Vulnerabilities of Nuclear Power Plants

The most vulnerable element of nuclear power plants is automation. In its simplest explanation, it is a control system in which a signal about the neutron field level in the reactor leads to the movement of the rods. The rods go down with an increase in the level, the absorption of neutrons increases, thereby all processes return to their original position. This feedback is called negative. But if you change the sign of feedback, making the reaction positive, then the rods will go up, the absorption of neutrons will drop and the reactor will go to pieces. This is quite acceptable with computer sabotage prepared from the outside.

To that end, you can easily install a microprocessor in the control system and use it to remotely affect the operation of the rods. It is necessary to timely develop in excess of technical means of protection in order to prevent such penetration into the equipment of nuclear power plants. The autonomous control mode is, the more demanding should be the protection system.

Consequently, scientists actively declared their position in the early 90s in order to prove the need to pay the highest possible requirements to the safety system of nuclear power plants. It was after such an expert conclusion that all domestic science, programmers and atomic scientists themselves joined the struggle for the introduction of the most advanced technologies at the stations that ensure atomic and energy safety. Then, in the early 90s, this problem was solved, and at the start – even with the help of standard equipment that existed at that time at most nuclear power plants of the former Soviet Union.

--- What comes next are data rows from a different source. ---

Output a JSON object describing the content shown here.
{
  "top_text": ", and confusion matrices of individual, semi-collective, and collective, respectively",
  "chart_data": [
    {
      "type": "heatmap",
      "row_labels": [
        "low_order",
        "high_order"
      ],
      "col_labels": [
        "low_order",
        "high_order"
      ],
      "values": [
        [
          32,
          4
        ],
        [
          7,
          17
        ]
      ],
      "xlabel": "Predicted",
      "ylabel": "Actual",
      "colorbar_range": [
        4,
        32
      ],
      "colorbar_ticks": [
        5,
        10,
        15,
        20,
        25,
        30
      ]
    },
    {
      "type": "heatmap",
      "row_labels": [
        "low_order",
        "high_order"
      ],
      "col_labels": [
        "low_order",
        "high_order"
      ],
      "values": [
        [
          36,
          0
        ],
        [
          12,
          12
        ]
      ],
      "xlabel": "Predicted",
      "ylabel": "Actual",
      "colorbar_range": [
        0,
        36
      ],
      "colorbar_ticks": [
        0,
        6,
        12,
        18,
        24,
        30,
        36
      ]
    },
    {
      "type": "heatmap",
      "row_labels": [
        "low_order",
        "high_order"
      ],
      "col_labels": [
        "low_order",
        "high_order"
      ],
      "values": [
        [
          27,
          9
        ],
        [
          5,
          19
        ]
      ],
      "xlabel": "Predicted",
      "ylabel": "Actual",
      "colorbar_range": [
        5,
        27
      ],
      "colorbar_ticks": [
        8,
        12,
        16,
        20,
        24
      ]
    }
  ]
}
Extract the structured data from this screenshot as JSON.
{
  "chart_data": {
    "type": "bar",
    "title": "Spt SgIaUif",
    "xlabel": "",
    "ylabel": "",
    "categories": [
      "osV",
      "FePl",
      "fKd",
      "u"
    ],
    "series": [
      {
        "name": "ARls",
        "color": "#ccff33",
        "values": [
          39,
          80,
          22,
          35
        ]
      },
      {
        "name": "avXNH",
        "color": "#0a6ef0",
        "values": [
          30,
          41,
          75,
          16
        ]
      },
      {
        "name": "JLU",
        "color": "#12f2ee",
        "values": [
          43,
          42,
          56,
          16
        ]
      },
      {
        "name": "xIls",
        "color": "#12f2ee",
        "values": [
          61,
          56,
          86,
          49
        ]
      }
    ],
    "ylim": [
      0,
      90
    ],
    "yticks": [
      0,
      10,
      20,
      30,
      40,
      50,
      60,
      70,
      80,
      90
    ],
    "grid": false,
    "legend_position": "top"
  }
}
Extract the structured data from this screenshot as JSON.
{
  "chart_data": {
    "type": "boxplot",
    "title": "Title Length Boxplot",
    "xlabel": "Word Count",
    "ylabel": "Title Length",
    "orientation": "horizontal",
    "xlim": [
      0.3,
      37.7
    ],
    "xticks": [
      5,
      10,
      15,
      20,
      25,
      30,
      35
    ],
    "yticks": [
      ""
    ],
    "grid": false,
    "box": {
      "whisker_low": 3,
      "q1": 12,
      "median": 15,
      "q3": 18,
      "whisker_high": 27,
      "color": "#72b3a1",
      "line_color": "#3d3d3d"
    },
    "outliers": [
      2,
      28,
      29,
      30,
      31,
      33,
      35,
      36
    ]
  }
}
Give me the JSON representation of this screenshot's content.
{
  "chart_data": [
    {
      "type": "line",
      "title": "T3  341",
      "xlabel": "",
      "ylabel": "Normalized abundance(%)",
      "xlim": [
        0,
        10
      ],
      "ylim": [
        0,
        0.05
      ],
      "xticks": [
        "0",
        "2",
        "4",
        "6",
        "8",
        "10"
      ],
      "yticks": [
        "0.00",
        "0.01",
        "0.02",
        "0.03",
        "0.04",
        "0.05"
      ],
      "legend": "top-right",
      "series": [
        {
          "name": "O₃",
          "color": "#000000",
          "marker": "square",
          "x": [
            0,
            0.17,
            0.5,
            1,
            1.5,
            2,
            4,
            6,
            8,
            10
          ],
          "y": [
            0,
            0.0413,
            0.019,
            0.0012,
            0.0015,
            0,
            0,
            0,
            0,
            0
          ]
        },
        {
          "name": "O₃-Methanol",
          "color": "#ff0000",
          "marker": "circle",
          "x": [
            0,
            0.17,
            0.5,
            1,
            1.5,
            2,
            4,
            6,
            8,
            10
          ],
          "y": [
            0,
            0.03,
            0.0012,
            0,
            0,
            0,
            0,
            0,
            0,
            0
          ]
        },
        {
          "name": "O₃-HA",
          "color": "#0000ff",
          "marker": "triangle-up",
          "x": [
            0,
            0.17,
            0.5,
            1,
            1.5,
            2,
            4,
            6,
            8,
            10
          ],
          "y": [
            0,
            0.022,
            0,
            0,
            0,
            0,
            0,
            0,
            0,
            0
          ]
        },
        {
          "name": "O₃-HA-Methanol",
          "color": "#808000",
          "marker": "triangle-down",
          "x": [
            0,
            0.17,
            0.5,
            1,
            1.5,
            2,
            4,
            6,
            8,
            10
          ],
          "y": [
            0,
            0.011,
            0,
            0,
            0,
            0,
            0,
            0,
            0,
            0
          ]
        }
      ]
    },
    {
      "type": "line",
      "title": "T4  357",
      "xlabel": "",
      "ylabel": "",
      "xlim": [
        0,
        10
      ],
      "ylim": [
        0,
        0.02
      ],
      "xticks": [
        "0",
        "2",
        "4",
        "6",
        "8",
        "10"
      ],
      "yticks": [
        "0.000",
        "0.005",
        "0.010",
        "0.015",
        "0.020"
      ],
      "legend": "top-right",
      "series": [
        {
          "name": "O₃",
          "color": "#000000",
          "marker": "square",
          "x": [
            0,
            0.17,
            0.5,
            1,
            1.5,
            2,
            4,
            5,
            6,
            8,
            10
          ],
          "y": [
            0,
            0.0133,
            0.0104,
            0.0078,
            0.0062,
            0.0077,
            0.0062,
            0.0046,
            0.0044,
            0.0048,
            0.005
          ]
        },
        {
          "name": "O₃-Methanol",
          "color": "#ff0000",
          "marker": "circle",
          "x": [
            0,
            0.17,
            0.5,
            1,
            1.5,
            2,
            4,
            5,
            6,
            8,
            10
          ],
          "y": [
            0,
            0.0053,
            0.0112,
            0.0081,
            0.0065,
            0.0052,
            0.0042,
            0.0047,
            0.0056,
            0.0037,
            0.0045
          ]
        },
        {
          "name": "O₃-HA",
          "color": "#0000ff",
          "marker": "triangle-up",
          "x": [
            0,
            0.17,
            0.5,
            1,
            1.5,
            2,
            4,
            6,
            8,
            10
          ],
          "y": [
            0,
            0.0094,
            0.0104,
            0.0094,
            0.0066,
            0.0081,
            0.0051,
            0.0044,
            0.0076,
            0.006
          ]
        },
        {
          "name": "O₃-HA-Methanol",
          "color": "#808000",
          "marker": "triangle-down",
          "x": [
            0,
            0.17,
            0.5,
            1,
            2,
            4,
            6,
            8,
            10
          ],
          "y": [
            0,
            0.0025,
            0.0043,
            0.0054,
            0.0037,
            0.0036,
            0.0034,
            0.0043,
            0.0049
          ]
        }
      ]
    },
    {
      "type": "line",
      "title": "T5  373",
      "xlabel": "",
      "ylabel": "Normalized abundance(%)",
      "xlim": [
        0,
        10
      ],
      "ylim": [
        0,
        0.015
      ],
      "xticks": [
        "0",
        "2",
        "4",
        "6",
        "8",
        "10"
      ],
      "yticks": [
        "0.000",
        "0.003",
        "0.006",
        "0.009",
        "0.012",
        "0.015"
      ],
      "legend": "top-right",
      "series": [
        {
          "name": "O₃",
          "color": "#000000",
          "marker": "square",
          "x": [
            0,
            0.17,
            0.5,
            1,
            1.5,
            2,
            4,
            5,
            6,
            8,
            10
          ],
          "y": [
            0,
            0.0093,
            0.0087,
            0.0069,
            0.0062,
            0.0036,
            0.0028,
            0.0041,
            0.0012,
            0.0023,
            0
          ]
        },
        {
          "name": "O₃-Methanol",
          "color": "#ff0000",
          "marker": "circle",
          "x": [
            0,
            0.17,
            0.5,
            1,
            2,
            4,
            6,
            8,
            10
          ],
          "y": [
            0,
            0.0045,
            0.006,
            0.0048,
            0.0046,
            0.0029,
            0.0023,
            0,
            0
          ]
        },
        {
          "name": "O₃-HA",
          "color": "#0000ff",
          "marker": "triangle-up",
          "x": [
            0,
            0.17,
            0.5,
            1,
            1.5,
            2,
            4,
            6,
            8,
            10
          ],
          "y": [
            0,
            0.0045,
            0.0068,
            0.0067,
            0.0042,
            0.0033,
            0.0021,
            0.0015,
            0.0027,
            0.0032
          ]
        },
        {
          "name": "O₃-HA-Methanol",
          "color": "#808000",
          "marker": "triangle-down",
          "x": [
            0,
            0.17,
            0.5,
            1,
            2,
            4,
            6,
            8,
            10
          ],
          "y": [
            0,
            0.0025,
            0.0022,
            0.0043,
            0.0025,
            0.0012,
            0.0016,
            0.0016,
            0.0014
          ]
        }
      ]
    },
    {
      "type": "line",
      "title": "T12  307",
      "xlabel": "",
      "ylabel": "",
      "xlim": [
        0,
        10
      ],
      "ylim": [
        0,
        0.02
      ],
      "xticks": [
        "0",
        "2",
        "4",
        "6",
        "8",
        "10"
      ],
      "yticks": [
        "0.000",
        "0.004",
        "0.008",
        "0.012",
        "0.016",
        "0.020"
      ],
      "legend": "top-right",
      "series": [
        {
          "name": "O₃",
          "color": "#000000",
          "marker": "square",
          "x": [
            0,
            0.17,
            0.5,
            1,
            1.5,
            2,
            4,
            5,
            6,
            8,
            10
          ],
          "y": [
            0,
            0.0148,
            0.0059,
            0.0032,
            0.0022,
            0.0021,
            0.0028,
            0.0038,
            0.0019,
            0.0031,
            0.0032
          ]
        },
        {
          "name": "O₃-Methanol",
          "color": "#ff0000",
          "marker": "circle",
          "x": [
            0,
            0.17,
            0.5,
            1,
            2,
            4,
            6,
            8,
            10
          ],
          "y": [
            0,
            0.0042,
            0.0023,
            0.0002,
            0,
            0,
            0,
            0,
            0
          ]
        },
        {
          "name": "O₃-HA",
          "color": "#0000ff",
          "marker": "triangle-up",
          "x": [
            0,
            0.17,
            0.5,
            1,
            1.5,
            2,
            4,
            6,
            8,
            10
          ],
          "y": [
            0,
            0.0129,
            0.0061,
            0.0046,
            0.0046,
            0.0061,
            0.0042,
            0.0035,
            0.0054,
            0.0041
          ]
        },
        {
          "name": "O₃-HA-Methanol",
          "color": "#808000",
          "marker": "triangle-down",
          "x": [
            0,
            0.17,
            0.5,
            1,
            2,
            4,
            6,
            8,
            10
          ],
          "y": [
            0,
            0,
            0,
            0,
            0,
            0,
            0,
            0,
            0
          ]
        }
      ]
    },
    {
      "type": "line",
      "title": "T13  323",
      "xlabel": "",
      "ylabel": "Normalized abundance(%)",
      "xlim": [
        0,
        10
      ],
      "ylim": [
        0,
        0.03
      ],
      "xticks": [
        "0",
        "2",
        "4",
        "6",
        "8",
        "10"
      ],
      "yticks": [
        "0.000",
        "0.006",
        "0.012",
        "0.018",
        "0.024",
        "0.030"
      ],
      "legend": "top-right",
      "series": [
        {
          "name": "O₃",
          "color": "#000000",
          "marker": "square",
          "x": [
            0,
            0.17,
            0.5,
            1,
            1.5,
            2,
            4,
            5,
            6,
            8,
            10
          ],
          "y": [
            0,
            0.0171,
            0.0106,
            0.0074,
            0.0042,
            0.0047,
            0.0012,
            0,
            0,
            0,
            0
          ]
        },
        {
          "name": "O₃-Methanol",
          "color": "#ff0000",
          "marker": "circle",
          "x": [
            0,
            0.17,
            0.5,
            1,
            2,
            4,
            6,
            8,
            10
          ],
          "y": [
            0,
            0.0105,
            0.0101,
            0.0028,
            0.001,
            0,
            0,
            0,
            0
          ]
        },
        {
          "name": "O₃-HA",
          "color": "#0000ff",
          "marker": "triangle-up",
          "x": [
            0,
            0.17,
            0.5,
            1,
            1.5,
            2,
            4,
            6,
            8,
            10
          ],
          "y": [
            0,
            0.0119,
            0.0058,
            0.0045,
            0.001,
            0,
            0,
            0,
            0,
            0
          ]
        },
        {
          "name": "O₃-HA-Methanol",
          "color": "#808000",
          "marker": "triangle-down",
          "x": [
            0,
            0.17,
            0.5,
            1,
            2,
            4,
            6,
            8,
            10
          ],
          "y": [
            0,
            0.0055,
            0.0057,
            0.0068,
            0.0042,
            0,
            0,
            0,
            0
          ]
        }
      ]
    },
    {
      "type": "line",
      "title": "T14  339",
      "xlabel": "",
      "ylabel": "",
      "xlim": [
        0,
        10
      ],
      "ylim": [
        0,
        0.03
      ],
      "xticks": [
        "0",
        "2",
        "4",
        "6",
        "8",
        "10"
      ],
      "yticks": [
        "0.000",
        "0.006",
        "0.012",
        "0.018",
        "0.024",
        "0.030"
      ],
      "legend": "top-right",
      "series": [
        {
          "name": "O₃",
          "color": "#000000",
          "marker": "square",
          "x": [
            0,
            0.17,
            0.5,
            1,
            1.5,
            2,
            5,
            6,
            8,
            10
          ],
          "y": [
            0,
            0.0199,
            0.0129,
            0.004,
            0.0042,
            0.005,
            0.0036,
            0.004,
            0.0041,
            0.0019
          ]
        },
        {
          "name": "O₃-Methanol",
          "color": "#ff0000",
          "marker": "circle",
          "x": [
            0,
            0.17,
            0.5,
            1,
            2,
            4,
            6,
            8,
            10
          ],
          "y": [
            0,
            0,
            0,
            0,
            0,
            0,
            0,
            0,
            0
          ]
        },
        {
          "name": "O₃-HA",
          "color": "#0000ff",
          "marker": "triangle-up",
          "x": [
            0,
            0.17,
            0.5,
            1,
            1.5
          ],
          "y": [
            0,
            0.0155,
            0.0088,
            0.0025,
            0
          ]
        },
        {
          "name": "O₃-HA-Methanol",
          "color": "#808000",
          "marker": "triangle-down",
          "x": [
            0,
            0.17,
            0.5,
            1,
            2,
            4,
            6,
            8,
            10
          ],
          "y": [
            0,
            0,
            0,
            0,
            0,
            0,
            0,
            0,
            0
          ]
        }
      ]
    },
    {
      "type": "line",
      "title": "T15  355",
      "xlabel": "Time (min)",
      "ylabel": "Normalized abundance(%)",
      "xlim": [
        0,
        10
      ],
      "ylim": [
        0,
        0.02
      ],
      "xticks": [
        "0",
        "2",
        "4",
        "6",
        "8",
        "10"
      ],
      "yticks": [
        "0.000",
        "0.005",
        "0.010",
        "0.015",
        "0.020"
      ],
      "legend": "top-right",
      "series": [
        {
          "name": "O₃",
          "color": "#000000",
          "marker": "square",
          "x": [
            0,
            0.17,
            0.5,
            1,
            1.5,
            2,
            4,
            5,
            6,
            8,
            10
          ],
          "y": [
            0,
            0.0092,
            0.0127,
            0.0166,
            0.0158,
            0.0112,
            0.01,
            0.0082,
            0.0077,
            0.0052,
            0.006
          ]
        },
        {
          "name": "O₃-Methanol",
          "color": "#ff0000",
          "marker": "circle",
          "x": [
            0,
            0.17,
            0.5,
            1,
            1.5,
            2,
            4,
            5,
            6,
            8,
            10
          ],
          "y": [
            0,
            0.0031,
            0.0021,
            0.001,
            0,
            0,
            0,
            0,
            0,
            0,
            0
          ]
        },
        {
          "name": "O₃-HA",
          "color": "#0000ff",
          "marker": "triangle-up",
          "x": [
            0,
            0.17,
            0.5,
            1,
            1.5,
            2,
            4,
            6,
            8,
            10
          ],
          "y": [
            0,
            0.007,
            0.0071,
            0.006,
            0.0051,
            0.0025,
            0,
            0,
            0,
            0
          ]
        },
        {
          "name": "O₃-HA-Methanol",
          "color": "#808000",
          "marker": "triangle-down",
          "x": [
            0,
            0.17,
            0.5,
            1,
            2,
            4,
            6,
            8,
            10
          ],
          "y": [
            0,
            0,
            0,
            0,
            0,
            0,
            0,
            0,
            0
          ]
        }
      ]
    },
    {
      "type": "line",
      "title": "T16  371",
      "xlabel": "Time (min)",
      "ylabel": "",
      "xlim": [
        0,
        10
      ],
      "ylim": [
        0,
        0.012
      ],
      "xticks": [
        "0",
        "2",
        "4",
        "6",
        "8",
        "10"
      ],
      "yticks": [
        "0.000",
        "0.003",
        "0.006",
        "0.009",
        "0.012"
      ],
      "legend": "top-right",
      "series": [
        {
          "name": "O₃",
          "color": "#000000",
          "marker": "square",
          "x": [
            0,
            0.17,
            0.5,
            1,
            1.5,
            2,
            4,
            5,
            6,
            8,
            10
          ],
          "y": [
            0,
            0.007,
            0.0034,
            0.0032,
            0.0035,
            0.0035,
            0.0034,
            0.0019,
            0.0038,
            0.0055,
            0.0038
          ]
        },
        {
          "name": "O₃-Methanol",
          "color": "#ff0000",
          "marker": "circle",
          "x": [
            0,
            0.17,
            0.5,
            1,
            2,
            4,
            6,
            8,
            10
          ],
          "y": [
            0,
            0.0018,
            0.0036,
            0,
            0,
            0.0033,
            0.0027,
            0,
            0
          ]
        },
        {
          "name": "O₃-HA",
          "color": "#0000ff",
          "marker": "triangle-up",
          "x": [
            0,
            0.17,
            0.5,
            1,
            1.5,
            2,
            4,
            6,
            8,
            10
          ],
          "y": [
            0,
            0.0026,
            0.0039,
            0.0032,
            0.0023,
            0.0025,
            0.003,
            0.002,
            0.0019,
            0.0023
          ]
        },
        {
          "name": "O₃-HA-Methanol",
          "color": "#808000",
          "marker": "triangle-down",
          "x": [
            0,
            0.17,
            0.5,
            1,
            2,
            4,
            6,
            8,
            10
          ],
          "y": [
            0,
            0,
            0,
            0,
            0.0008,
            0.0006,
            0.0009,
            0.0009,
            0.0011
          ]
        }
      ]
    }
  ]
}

Time moves on, and many began to conclude that humanity has drawn the necessary conclusions and learned to keep the situation with the atom under control. But the fire at the AS-31 Losharik deep-sea nuclear power station and the recent incident at Nenoks have again crushed this theory to the nines. 14 submariners were killed at July 1, 2019, as a result of a fire at the Atomic Station -31 at the training range of the Northern Fleet in the Kola Bay of the Barents Sea.

An emergency occurred in early August 2019, during a test of new equipment that took place in the area of the Navy rocket range in the Arkhangelsk region, as a result of which five people died on the spot, two died of injuries in the hospital and four more victims received high radiation doses. Severodvinsk was exposed to a short-term high background radiation. The explosion in the White Sea occurred on the offshore platform and was recorded by the Norwegian seismological center.

As you can see, we have not learned to put human life at the forefront, instead of the need for further tests with the atom. How many more graves will have to be excavated thanks to similar experiments? How many mutilated fates will join the list of those whom the experiments with the atom were left disabled or orphans?

And there is no difference between the dead and injured at a nuclear power plant, or at a nuclear missile test site, or at a deep-sea nuclear power plant.

The reasons may be different, but the root of evil is the same for everyone – indifference to human life against the background of a total struggle for leadership in the development of the nuclear industry. How one can not recall the events of 33 years ago at the Chernobyl nuclear power plant, when the “experiment at any cost” became a driving force in the chain of catastrophic consequences of the Chernobyl accident. There can be no excuses for those who have not reached the necessary conclusions.